Die Zusammenstöße zwischen radikalen Aktivisten und Sicherheitskräften dauerten auch am Montag an. Wegen der unsicheren Lage erwägt die Hongkonger Regierung eine Verschiebung der für Sonntag geplanten Kommunalwahl. Sie teilte nach Angaben des Rundfunksenders RTHK mit, die Ereignisse des vergangenen Wochenendes hätten „die Chancen verringert“, die Wahlen für die Bezirksräte abhalten zu können. Kontroversen hatte es schon vorher gegeben, nachdem ein Wortführer der Demokratiebewegung, Joshua Wong, als Kandidat disqualifiziert worden war. Ihm wird unterstellt, für die Unabhängigkeit Hongkongs einzutreten. Auch wurden mehrere Kandidaten beider Lager attackiert und verletzt. Zuletzt waren prodemokratische Kandidaten in Umfragen im Aufwind.

Nach schweren Zusammenstößen auch in der Nacht zum Montag an der Polytechnischen Universität belagerte die Polizei das Gelände, auf dem noch schätzungsweise 100 bis 200 Studenten festsaßen. Bei den dramatischen Zusammenstößen am Vortag hatten radikale Aktivisten mit Katapulten auch Brandsätze auf Sicherheitskräfte geschleudert, mit Pfeil und Bogen auf Polizisten geschossen und Feuer gelegt.

Die Polizei hatte die Demonstranten aufgefordert, das Gelände friedlich zu verlassen. In den frühen Morgenstunden unternahmen die Sicherheitskräfte einen Versuch, auf das Gelände vorzudringen und machten auch Festnahmen. Die Aktivisten hätten aber ein großes Feuer entzündet, um die Polizei abzuwehren, berichtete die „South China Morning Post“. Einem Teil der Demonstranten sei es später gelungen, das Gelände zu verlassen und zu flüchten.
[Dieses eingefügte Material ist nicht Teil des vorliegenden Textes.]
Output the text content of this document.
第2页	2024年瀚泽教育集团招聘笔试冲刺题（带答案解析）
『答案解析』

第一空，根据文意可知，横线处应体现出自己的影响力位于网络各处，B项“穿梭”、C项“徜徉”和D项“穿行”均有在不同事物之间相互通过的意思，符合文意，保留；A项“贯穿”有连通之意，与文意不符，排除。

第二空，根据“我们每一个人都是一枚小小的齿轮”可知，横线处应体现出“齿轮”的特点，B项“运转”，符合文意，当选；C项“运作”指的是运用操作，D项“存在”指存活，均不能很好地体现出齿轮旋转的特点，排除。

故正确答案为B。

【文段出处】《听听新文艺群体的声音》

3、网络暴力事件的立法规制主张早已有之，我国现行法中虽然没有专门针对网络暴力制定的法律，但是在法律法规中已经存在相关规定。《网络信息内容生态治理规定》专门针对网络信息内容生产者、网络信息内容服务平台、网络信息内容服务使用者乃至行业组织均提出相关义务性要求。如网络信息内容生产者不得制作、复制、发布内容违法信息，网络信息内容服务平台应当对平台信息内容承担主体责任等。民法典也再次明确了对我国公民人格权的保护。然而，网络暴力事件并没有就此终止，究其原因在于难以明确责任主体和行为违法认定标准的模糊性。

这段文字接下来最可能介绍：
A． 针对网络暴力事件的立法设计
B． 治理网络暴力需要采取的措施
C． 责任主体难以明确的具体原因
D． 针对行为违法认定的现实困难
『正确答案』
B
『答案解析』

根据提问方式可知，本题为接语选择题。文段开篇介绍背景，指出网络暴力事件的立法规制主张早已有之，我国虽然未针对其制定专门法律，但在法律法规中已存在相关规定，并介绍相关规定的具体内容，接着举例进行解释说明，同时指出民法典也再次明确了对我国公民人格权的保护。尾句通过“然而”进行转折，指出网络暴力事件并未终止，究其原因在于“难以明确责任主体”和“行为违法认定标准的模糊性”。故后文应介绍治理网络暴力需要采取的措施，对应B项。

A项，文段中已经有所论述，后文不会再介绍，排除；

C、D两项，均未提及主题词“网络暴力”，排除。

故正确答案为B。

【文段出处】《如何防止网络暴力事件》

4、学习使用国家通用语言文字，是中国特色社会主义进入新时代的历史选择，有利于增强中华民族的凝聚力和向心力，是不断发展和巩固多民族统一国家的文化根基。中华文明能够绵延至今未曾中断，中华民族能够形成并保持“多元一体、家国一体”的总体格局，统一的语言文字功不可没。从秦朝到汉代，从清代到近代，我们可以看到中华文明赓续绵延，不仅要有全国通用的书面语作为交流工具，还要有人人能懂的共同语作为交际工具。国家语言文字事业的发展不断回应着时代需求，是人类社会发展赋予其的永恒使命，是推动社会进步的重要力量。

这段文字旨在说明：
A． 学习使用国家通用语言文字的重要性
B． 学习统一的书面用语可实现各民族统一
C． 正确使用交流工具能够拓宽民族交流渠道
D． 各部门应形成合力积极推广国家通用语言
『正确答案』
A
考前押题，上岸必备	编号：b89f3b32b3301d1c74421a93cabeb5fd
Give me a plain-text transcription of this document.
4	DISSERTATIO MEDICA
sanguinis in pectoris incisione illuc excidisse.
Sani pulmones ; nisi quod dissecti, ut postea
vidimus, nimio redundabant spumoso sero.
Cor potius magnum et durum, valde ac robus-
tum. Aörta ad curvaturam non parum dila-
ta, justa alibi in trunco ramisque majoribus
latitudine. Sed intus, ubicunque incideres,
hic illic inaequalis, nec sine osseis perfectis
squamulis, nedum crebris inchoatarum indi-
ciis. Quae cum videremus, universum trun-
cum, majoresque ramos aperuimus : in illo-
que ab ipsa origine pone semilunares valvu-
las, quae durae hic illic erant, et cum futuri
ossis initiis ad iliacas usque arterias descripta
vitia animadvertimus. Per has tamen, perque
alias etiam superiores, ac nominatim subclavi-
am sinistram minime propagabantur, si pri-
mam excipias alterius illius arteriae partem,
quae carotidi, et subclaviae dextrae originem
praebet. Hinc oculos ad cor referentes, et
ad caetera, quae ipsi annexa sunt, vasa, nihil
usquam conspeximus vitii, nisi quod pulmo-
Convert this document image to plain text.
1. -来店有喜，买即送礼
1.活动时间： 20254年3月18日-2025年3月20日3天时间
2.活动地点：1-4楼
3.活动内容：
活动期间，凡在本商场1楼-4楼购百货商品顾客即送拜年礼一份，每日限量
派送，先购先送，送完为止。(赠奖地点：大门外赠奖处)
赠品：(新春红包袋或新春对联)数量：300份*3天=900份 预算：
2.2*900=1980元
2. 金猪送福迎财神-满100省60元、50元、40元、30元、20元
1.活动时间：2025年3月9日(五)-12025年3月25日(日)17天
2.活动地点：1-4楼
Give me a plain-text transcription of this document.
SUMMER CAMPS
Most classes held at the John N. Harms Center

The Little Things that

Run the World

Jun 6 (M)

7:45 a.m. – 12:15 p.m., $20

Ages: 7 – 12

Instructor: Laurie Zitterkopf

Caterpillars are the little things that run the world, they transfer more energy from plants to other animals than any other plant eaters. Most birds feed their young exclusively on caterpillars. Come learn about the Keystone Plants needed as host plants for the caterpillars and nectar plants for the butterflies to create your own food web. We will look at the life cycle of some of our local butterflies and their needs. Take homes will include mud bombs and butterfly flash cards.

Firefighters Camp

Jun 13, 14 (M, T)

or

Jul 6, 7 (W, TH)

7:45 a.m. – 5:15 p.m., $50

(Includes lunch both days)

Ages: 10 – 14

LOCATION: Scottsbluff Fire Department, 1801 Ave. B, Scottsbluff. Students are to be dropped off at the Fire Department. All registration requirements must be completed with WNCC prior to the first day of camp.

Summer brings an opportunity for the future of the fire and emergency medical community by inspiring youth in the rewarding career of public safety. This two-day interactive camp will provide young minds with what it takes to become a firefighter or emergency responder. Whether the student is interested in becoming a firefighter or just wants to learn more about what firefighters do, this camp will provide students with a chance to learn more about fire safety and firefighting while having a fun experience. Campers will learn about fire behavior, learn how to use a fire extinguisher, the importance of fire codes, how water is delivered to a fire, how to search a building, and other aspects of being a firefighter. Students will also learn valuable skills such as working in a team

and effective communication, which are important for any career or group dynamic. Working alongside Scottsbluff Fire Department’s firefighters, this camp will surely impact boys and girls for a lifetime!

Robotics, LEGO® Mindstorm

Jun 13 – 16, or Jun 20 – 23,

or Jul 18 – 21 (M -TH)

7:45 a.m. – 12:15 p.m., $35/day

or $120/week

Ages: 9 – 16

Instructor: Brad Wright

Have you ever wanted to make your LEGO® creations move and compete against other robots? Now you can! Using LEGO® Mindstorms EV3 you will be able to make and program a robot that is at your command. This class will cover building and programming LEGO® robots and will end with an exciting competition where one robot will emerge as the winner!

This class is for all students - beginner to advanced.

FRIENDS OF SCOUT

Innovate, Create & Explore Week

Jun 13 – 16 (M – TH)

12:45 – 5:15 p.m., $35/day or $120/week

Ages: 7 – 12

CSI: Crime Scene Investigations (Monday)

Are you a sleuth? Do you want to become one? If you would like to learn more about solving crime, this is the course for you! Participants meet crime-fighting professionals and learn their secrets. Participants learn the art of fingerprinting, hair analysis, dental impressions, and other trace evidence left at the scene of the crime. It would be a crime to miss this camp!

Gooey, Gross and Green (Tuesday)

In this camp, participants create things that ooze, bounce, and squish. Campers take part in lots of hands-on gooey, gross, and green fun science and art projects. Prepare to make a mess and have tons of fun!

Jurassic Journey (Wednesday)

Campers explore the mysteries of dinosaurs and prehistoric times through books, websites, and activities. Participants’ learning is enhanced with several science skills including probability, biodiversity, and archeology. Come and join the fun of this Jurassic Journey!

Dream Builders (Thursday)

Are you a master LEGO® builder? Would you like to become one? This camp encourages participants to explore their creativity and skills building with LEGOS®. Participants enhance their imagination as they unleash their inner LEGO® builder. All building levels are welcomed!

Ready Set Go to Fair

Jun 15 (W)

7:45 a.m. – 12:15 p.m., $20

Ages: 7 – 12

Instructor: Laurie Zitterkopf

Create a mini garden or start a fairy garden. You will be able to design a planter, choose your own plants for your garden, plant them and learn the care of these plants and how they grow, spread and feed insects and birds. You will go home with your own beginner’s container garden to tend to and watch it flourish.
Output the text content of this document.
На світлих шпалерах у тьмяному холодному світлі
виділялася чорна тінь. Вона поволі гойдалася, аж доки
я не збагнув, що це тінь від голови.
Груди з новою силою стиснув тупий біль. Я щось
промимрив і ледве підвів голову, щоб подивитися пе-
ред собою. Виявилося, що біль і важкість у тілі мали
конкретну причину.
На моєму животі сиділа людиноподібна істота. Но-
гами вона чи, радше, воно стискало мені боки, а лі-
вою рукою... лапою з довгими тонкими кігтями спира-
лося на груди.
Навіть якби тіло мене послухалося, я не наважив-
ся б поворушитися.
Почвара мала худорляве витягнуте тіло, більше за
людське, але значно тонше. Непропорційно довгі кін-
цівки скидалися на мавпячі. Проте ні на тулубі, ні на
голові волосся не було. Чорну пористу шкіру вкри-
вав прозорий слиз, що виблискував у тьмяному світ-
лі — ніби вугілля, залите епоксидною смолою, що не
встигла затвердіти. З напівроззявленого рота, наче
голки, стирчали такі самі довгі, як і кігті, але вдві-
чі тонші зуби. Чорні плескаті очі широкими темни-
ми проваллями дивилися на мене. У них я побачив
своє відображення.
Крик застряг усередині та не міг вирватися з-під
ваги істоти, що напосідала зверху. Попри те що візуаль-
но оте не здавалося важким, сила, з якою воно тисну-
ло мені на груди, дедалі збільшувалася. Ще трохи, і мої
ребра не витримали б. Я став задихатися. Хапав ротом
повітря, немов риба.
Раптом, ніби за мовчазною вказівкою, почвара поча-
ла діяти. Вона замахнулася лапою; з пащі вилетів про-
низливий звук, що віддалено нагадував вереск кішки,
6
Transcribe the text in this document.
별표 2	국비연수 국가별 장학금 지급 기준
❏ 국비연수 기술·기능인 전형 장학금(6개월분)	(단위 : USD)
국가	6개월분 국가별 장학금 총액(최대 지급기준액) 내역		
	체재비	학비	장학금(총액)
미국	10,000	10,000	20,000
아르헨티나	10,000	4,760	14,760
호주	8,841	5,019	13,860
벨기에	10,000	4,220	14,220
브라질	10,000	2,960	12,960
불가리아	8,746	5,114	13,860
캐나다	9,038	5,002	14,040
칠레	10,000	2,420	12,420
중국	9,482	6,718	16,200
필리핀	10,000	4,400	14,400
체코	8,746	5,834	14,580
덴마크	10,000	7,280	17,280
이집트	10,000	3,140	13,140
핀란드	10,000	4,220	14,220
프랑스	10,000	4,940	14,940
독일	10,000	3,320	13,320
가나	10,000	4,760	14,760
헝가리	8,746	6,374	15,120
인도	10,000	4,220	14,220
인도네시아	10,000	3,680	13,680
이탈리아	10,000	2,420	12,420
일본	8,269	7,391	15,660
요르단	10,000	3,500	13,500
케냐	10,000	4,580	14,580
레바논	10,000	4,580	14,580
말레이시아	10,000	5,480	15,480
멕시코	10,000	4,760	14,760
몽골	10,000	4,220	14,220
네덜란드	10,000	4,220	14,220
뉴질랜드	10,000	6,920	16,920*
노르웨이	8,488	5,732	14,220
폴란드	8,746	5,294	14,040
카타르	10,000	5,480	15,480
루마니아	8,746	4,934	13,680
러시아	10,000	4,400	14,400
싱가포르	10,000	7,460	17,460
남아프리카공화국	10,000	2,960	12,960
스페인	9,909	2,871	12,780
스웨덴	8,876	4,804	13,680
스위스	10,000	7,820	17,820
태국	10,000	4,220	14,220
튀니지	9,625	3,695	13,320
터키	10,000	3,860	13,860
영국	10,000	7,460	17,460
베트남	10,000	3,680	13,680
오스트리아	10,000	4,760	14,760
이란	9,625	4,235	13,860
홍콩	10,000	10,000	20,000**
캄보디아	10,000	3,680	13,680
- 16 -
Nach Vermittlung der Hochschulleitung hätten am Vormittag weitere 70 bis 100 Studenten versucht, die Universität zu verlassen, seien aber wieder in das Gebäude geflüchtet, weil die Polizei Tränengas eingesetzt habe, berichtete die Studentenvereinigung. „Die Konfrontation ist vorerst ausgesetzt“, sagte der demokratische Abgeordnete Ted Hui, der seit Sonntag mit den Studenten ausharrte, der „South China Morning Post“. „Die Polizei kann nicht reinkommen, aber die Demonstranten können auch nicht raus.“

Das Geschehen verlagerte sich am Montag auf die Straßen des westlich von der Universität liegenden Stadtviertels Tsim Sha Tsui. Ein Großaufgebot von Polizisten ging mit Tränengas und Schlagstöcken gegen radikale Aktivisten vor, die neue Straßenbarrikaden bauten und mit Steinen warfen. Es gab Dutzende Festnahmen.